J’aurais voulu épargner au lecteur tout ce détail. Mon rôle d’historien ne me le permet pas, et il nous faut même considérer d’un peu plus près quelques-unes de ces correspondances.
La loi de causalité est en nous, antérieure à toute expérience ; non moins certainement, quelque chose existe hors de nous, qui provoque et met en fonction notre entendement. Ni le sujet connaissant ne produit lui-même le monde, comme le voulaient Berkeley et quelquefois Kant et Schopenhauer ; ni le sujet ne perçoit le monde comme il est vraiment, et la position du réalisme naïf n’est pas tenable ; mais le monde est un produit, en partie du sujet, en partie d’un phénomène indépendant du sujet. Hors du sujet, il n’y a que la force, le mouvement. A notre fonction générale de causalité correspond d’abord une détermination réelle, l’action. Cette action s’exerce, d’autre part, dans une certaine sphère, et cette sphère est aussi une détermination réelle, à laquelle correspond, de notre côté, non pas encore l’espace mathématique, mais le point-espace, soit la faculté de limiter dans les trois directions les choses qui affectent les organes de nos sens (la réceptivité des sens étant une condition toujours sous-entendue). C’est ce point-espace qui est à priori; quant à l’espace infini de Kant, il est le produit de notre raison, il est une liaison idéale à posteriori, et la détermination réelle qui y correspondrait cette fois serait le rien absolu. D’une manière générale, la fonction de notre entendement (Verstand) est de remonter de l’excitation à la cause ; celle de notre raison (Vernunft) est de redescendre de la cause à l'effet.

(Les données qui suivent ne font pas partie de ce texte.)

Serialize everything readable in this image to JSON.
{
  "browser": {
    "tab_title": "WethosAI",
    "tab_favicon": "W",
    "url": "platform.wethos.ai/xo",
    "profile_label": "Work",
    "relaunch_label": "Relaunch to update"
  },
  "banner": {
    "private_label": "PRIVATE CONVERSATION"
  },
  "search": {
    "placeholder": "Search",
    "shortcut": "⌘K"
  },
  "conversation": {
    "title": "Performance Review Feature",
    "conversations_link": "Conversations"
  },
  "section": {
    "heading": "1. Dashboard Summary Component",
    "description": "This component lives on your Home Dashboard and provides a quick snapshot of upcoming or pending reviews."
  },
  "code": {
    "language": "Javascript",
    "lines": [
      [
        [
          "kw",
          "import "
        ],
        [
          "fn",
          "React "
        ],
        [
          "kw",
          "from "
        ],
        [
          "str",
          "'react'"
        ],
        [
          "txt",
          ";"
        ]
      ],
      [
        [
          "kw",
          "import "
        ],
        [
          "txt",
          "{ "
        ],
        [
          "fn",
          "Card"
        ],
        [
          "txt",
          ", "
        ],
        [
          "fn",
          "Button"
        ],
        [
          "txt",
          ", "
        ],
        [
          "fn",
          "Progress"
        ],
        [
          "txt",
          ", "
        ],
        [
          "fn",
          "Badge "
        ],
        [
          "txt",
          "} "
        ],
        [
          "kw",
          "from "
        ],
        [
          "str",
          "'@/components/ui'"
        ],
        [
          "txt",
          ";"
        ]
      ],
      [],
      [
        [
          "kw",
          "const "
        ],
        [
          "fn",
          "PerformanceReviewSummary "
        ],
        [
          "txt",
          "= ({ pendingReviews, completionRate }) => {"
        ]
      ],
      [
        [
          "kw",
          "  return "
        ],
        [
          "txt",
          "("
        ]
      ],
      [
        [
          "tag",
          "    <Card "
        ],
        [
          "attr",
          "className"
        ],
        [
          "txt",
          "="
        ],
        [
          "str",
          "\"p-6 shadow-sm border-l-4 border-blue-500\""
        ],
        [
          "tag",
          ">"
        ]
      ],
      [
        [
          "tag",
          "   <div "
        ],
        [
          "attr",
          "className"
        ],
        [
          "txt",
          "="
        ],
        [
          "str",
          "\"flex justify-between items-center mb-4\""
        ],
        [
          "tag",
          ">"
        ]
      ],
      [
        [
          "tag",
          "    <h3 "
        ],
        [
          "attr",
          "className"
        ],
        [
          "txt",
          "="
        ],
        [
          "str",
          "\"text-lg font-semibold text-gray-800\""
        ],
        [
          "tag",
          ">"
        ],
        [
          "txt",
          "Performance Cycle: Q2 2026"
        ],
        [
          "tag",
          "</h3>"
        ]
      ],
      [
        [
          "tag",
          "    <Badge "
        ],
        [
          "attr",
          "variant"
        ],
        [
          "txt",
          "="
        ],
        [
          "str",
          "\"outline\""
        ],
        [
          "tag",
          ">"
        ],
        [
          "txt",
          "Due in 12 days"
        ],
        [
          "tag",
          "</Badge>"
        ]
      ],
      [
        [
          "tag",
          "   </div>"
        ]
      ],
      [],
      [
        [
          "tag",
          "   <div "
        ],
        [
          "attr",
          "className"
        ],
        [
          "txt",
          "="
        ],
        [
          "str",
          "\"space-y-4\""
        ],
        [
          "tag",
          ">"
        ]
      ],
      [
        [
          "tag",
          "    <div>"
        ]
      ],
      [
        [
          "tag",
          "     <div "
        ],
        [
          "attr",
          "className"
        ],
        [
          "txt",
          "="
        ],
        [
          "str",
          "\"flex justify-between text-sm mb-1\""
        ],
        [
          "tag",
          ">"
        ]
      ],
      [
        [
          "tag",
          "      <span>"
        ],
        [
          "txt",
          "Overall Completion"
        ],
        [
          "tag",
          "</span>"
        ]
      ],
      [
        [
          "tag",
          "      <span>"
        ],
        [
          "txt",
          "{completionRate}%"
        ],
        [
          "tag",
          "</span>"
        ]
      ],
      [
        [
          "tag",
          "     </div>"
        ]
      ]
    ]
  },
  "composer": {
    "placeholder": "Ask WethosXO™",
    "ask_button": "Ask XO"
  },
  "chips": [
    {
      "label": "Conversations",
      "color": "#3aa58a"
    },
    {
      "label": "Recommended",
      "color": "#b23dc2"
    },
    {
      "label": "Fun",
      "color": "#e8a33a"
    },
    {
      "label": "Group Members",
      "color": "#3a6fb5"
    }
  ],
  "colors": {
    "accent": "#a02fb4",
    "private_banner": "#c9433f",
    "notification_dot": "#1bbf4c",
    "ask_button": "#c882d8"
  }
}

La matière, le point-matière, revient aussi à la faculté d'objectiver chaque qualité, chaque action spéciale de la chose en soi, et l’objet n'est rien autre que cette chose entrée dans les formes du sujet. En regard de la matière est la force pure ; la matière, c’est la force objectivée. Pour la substance, elle est le produit, comme l’espace d’une liaison idéale, et la détermination réelle qui y correspond est l’unité collective du monde. De même le temps, en tant que forme à priori, n'est que le point du présent, et le temps kantien est une liaison idéale à laquelle correspondra la succession réelle. « Le temps est la mesure subjective du mouvement. C’est le point du présent qui coule, non le temps. »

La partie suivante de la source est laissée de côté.